I think that according to the description of your application you really would benefit with a Kaveri system and its unified memory. Having some experience with GPU coding, even a fast PCIE connection is a major bottleneck. Really, the golden rule for the programming of discrete GPUs is knowing the amount of computation in proportion to the amount of data you need to move. If your operations are very simple you can even slow down your application by using the GPU. It only pays off to move computations to the GPU when you need a LOT of operations for each given piece of data. So, even buying a very expensive GPU you wouldn't get better performance.

With Kaveri as you don't need to move data around the PCIE bus performance is dramatically faster for these cases.

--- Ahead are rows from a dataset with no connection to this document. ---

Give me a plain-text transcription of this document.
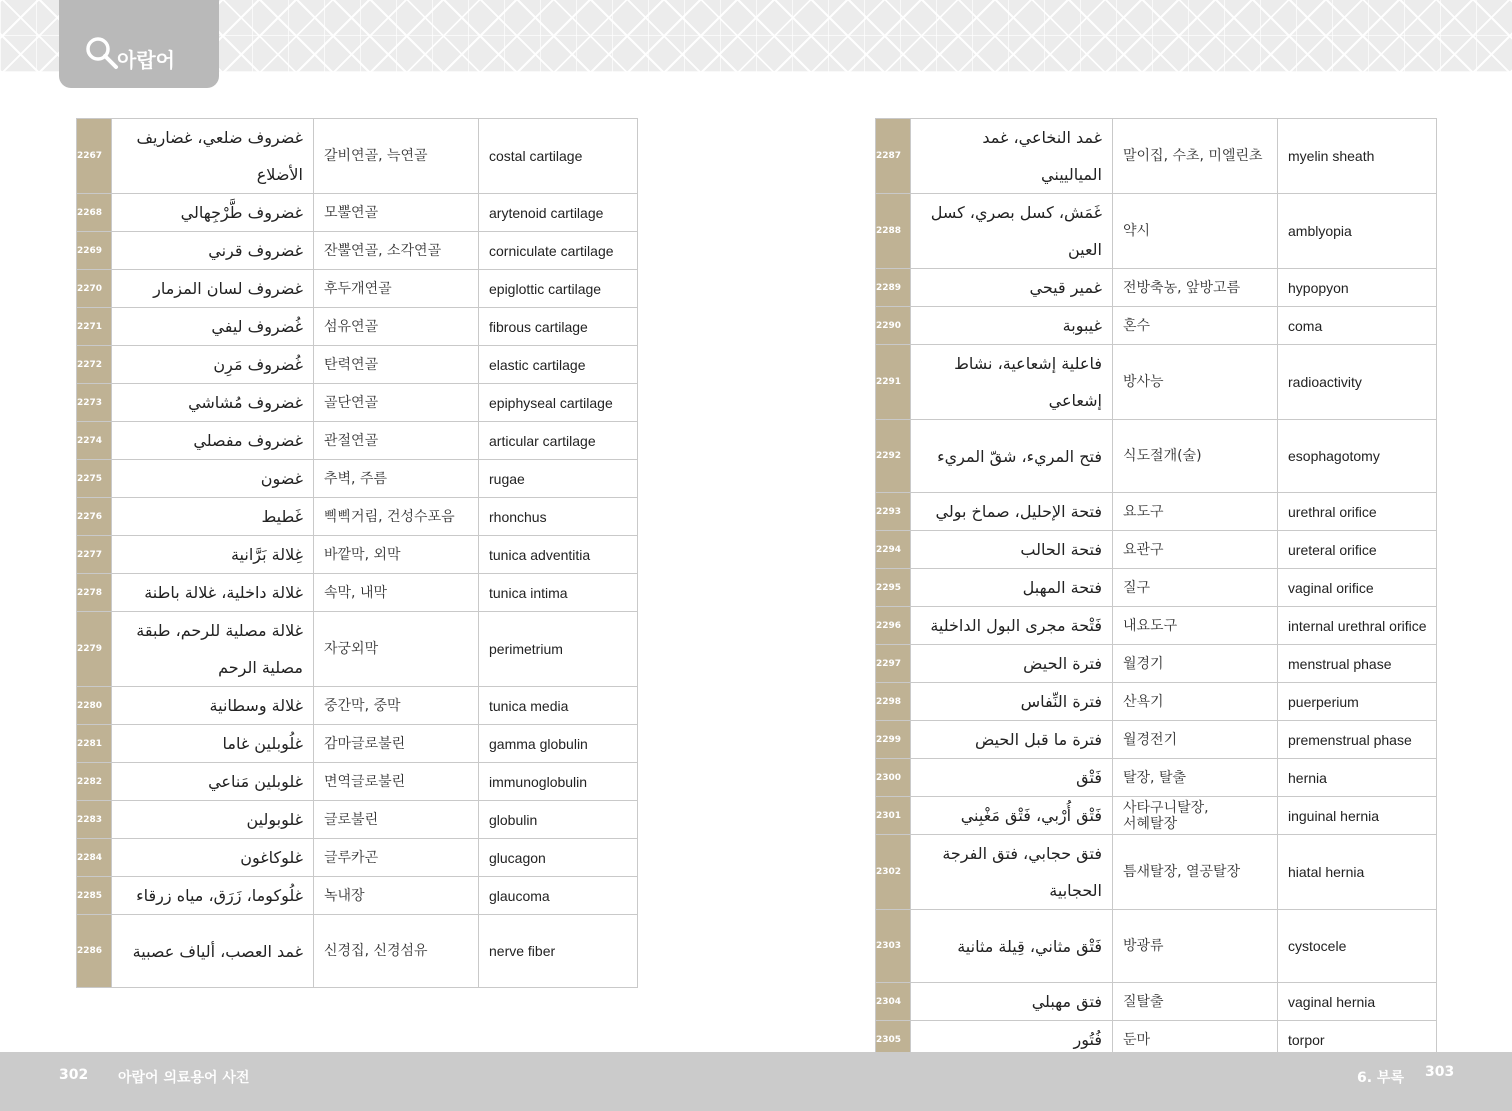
아랍어
2267	غضروف ضلعي، غضاريف الأضلاع	갈비연골, 늑연골	costal cartilage
2268	غضروف طَّرْجِهالي	모뿔연골	arytenoid cartilage
2269	غضروف قرني	잔뿔연골, 소각연골	corniculate cartilage
2270	غضروف لسان المزمار	후두개연골	epiglottic cartilage
2271	غُضروف ليفي	섬유연골	fibrous cartilage
2272	غُضروف مَرِن	탄력연골	elastic cartilage
2273	غضروف مُشاشي	골단연골	epiphyseal cartilage
2274	غضروف مفصلي	관절연골	articular cartilage
2275	غضون	추벽, 주름	rugae
2276	غَطيط	삑삑거림, 건성수포음	rhonchus
2277	غِلالة بَرَّانية	바깥막, 외막	tunica adventitia
2278	غلالة داخلية، غلالة باطنة	속막, 내막	tunica intima
2279	غلالة مصلية للرحم، طبقة مصلية الرحم	자궁외막	perimetrium
2280	غلالة وسطانية	중간막, 중막	tunica media
2281	غلُوبلين غاما	감마글로불린	gamma globulin
2282	غلوبلين مَناعي	면역글로불린	immunoglobulin
2283	غلوبولين	글로불린	globulin
2284	غلوكاغون	글루카곤	glucagon
2285	غلُوكوما، زَرَق، مياه زرقاء	녹내장	glaucoma
2286	غمد العصب، ألياف عصبية	신경집, 신경섬유	nerve fiber
2287	غمد النخاعي، غمد الميالييني	말이집, 수초, 미엘린초	myelin sheath
2288	غَمَش، كسل بصري، كسل العين	약시	amblyopia
2289	غمير قيحي	전방축농, 앞방고름	hypopyon
2290	غيبوبة	혼수	coma
2291	فاعلية إشعاعية، نشاط إشعاعي	방사능	radioactivity
2292	فتح المريء، شقّ المريء	식도절개(술)	esophagotomy
2293	فتحة الإحليل، صماخ بولي	요도구	urethral orifice
2294	فتحة الحالب	요관구	ureteral orifice
2295	فتحة المهبل	질구	vaginal orifice
2296	فَتْحة مجرى البول الداخلية	내요도구	internal urethral orifice
2297	فترة الحيض	월경기	menstrual phase
2298	فترة النِّفاس	산욕기	puerperium
2299	فترة ما قبل الحيض	월경전기	premenstrual phase
2300	فَتْق	탈장, 탈출	hernia
2301	فَتْق أُرْبي، فَتْق مَغْبِني	사타구니탈장,
서혜탈장	inguinal hernia
2302	فتق حجابي، فتق الفرجة الحجابية	틈새탈장, 열공탈장	hiatal hernia
2303	فَتْق مثاني، قِيلة مثانية	방광류	cystocele
2304	فتق مهبلي	질탈출	vaginal hernia
2305	فُتُور	둔마	torpor

302 아랍어 의료용어 사전	6. 부록 303
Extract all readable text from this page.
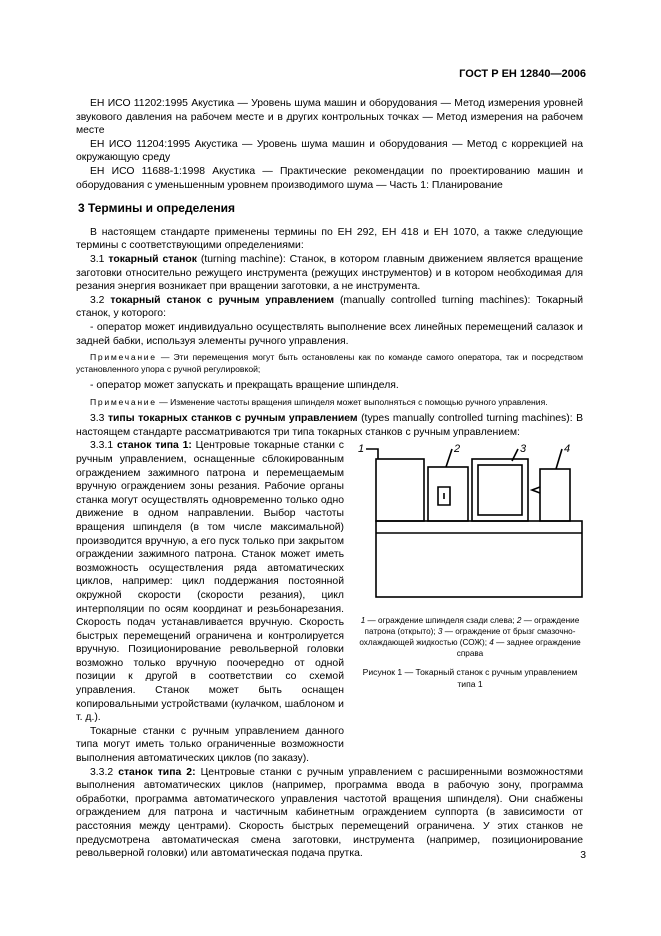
ГОСТ Р ЕН 12840—2006

ЕН ИСО 11202:1995 Акустика — Уровень шума машин и оборудования — Метод измерения уровней звукового давления на рабочем месте и в других контрольных точках — Метод измерения на рабочем месте

ЕН ИСО 11204:1995 Акустика — Уровень шума машин и оборудования — Метод с коррекцией на окружающую среду

ЕН ИСО 11688-1:1998 Акустика — Практические рекомендации по проектированию машин и оборудования с уменьшенным уровнем производимого шума — Часть 1: Планирование

3 Термины и определения

В настоящем стандарте применены термины по ЕН 292, ЕН 418 и ЕН 1070, а также следующие термины с соответствующими определениями:

3.1 токарный станок (turning machine): Станок, в котором главным движением является вращение заготовки относительно режущего инструмента (режущих инструментов) и в котором необходимая для резания энергия возникает при вращении заготовки, а не инструмента.

3.2 токарный станок с ручным управлением (manually controlled turning machines): Токарный станок, у которого:

- оператор может индивидуально осуществлять выполнение всех линейных перемещений салазок и задней бабки, используя элементы ручного управления.

Примечание — Эти перемещения могут быть остановлены как по команде самого оператора, так и посредством установленного упора с ручной регулировкой;

- оператор может запускать и прекращать вращение шпинделя.

Примечание — Изменение частоты вращения шпинделя может выполняться с помощью ручного управления.

3.3 типы токарных станков с ручным управлением (types manually controlled turning machines): В настоящем стандарте рассматриваются три типа токарных станков с ручным управлением:

3.3.1 станок типа 1: Центровые токарные станки с ручным управлением, оснащенные сблокированным ограждением зажимного патрона и перемещаемым вручную ограждением зоны резания. Рабочие органы станка могут осуществлять одновременно только одно движение в одном направлении. Выбор частоты вращения шпинделя (в том числе максимальной) производится вручную, а его пуск только при закрытом ограждении зажимного патрона. Станок может иметь возможность осуществления ряда автоматических циклов, например: цикл поддержания постоянной окружной скорости (скорости резания), цикл интерполяции по осям координат и резьбонарезания. Скорость подач устанавливается вручную. Скорость быстрых перемещений ограничена и контролируется вручную. Позиционирование револьверной головки возможно только вручную поочередно от одной позиции к другой в соответствии со схемой управления. Станок может быть оснащен копировальными устройствами (кулачком, шаблоном и т. д.).

Токарные станки с ручным управлением данного типа могут иметь только ограниченные возможности выполнения автоматических циклов (по заказу).

1	2	3	4
1 — ограждение шпинделя сзади слева; 2 — ограждение патрона (открыто); 3 — ограждение от брызг смазочно-охлаждающей жидкостью (СОЖ); 4 — заднее ограждение справа
Рисунок 1 — Токарный станок с ручным управлением типа 1

3.3.2 станок типа 2: Центровые станки с ручным управлением с расширенными возможностями выполнения автоматических циклов (например, программа ввода в рабочую зону, программа обработки, программа автоматического управления частотой вращения шпинделя). Они снабжены ограждением для патрона и частичным кабинетным ограждением суппорта (в зависимости от расстояния между центрами). Скорость быстрых перемещений ограничена. У этих станков не предусмотрена автоматическая смена заготовки, инструмента (например, позиционирование револьверной головки) или автоматическая подача прутка.	3
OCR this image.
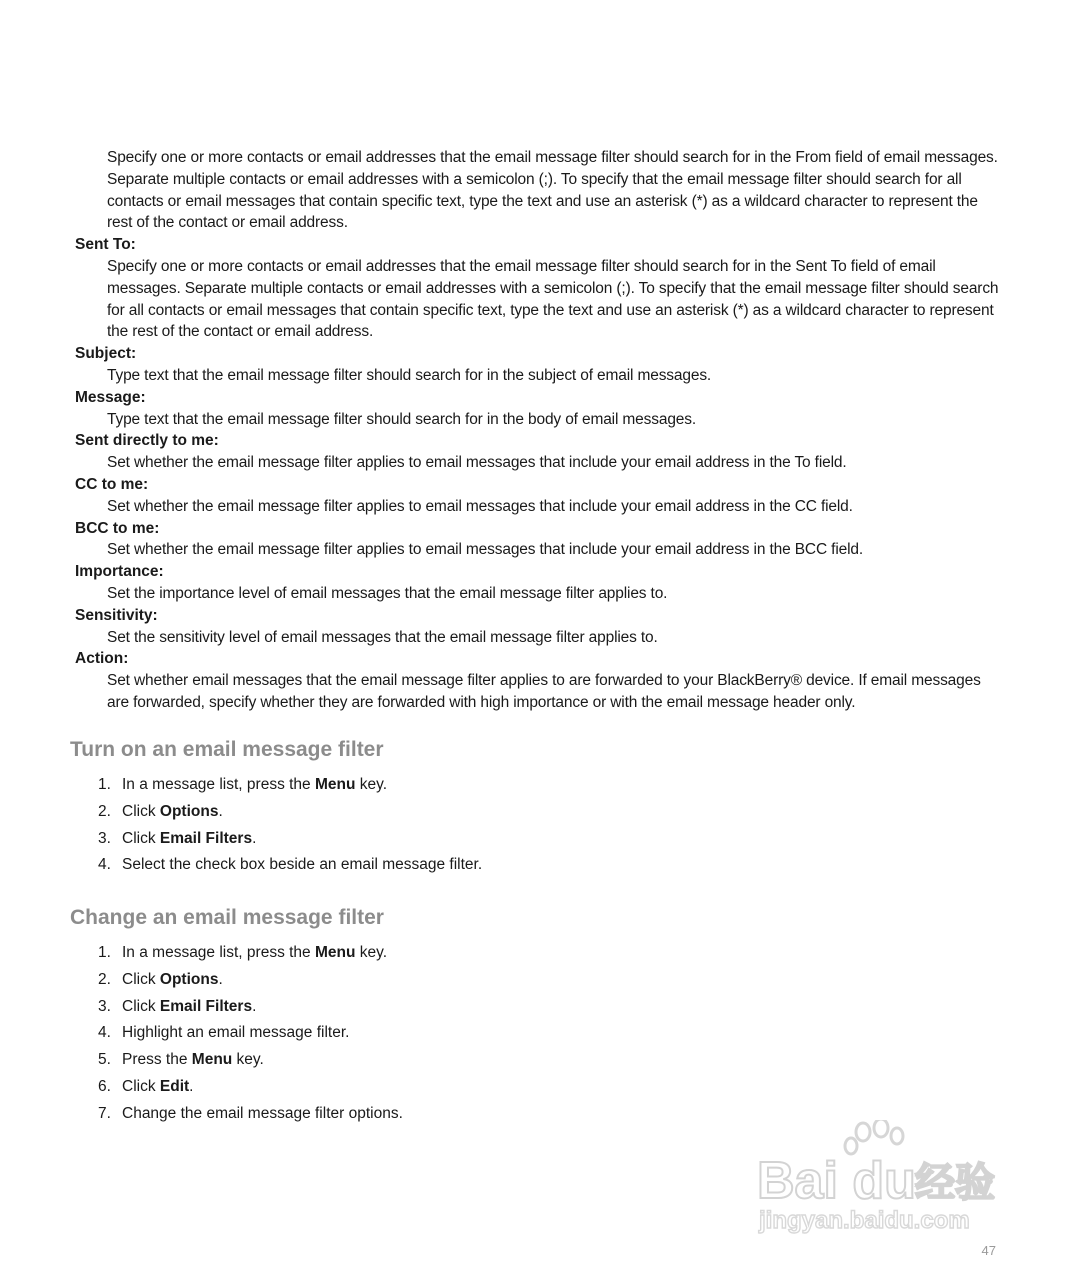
Specify one or more contacts or email addresses that the email message filter should search for in the From field of email messages. Separate multiple contacts or email addresses with a semicolon (;). To specify that the email message filter should search for all contacts or email messages that contain specific text, type the text and use an asterisk (*) as a wildcard character to represent the rest of the contact or email address.

Sent To:

Specify one or more contacts or email addresses that the email message filter should search for in the Sent To field of email messages. Separate multiple contacts or email addresses with a semicolon (;). To specify that the email message filter should search for all contacts or email messages that contain specific text, type the text and use an asterisk (*) as a wildcard character to represent the rest of the contact or email address.

Subject:

Type text that the email message filter should search for in the subject of email messages.

Message:

Type text that the email message filter should search for in the body of email messages.

Sent directly to me:

Set whether the email message filter applies to email messages that include your email address in the To field.

CC to me:

Set whether the email message filter applies to email messages that include your email address in the CC field.

BCC to me:

Set whether the email message filter applies to email messages that include your email address in the BCC field.

Importance:

Set the importance level of email messages that the email message filter applies to.

Sensitivity:

Set the sensitivity level of email messages that the email message filter applies to.

Action:

Set whether email messages that the email message filter applies to are forwarded to your BlackBerry® device. If email messages are forwarded, specify whether they are forwarded with high importance or with the email message header only.

Turn on an email message filter
1. In a message list, press the Menu key.
2. Click Options.
3. Click Email Filters.
4. Select the check box beside an email message filter.
Change an email message filter
1. In a message list, press the Menu key.
2. Click Options.
3. Click Email Filters.
4. Highlight an email message filter.
5. Press the Menu key.
6. Click Edit.
7. Change the email message filter options.
Bai du 经验
jingyan.baidu.com
47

The problem is that as HSA it is a really recent technology I doubt there will be adequate support for .NET so that "automagically" your shaders run faster (although maybe someone more knowledgeable than I about these aspects could shed some light about this).

If you are really willing to invest a bit of time with this issue you can get easily better performance with Kaveri. I suppose you are really running simply a filter on your huge images. You could implement these operations in OpenCL making sure you use zero-copy buffers and it would fly:

http://stackoverflow.com/questions/23378707/data-sharing-between-cpu-and-gpu-on-modern-x86-hardware-...

As you are using .NET, you could use an OpenCL wrapper to integrate it in your app so you don't need to code in C/C++:

https://openclnet.codeplex.com/

Running a filter on some image is the archetypical example of OpenCL code. You can find a bunch of examples around (even in the SDK). So, you shouldn't have much problem getting it to run. For example, this:

GPGPU image processing basics using OpenCL.NET - CodeProject

Hi there,

Thanks for this, I think I'll certainly look for my next machine to be Kaveri, if only to give it a try. However, really I'm looking for .NET to support the operations for me, as I've come quite far down the road of using the WPF 'Effect' shaders, and I can't justify the time to change over to something Kaveri compatible for the 0.0001% of users who might have an APU system.

I do find the systems very interesting though, reminds me of SGI NUMA systems, which always seemed like a better idea at the time!